System shutdown, Horatio says, the words clipped. Override the whole thing, break off Charles’s control over Elsinore and take back what’s yours. Leave him and this stupid revenge quest alone. Take the formula. Run.
The thought sears like deadly hope in Hayden’s veins. Until—
“Horatio,” he hisses. “But you.”
Me.
“Systems shutdown means wiping the place. Means wiping you. I know you’re not stupid enough to overlook that.”
Don’t make me regret offering.
Hayden clenches his jaw so hard he hears the creak of his teeth. He wants to take his fists to the screens and shatter them. “How is that any different? You goddamn hypocrite. There’s no coming back from that.”
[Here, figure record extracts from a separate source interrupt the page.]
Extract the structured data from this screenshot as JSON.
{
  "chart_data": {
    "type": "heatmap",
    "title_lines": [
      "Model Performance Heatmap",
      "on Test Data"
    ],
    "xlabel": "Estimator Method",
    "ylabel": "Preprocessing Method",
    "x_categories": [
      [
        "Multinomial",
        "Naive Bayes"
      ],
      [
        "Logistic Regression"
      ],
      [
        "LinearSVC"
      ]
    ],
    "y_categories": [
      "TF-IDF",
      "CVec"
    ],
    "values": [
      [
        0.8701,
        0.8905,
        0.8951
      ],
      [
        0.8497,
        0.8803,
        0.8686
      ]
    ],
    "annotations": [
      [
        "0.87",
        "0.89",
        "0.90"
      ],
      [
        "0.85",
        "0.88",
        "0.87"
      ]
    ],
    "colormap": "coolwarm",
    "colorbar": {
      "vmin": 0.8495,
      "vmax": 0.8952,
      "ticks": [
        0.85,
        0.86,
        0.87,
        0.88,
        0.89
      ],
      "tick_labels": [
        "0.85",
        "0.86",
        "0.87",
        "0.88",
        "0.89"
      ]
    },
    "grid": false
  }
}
Horatio stops. He traces another long arc up the curve of Hayden’s arm, the scattered impulses hooked deep into the muscle, winds all the way up through the curve of his neck to nestle at his sternum, his presence a heavy blanket over Hayden’s chest. If Hayden lets his imagination wander, it’s an embrace. With another gentle touch, Horatio brushes the barest kiss over Hayden’s mouth, nothing but warmth and the wet shush of his own lips sliding against each other.
I know you, Horatio says, a splay of sensation at his jaw as if to prove it. And you know me. You’re carrying me with you, Hayden. This is a two-way street. Even if I’m gone from Elsinore, you have my neural patterns. Just like I know what you sound like when you cry.
Another startled laugh jostles out of Hayden’s chest. You asshole, he hisses.
I trust you, Horatio says.
Briefly, a pinpoint of light opens up in Hayden’s future.
But there’s too much pain down that road. Hayden presses fingers into the neuromapper, hard enough to feel the bump in his bones. Too much uncertainty. On the camera, Charles is dragging Felicia into a room. In his mind, Charles is telling him he’s not worth saving. His father is telling him to find who did it, and he needs to believe this time. He needs to follow through the only way he knows how.
“That’s not the point,” Hayden says. “I’ve made up my mind.”
If you think I’m going to just watch as you—
“Please don’t try to talk me out of this, Horatio.”
You—Horatio’s voice is a frustrated, electric whirr, inhuman for the first time. You can use the letters, he insists. You heard Charles, he’ll do anything to keep them away from the authorities, and—I won’t let you do this.
“I bought myself a chance with my father,” Hayden says, “and then I fucked it up because I wanted my uncle to love me so badly.” He tilts his head back, hating how this somehow hurts more than even his father’s murder, the ugly truth of his own yearning, hurts like something cutting him down to his ribs, splaying him open like a vivisected corpse.
Hayden…
“He dies, Horatio,” Hayden snaps. Against the metallic, shining door, he can see the reflection of the screens, still looming behind him. “That’s all there is.” He reaches for the handle and doesn’t look back.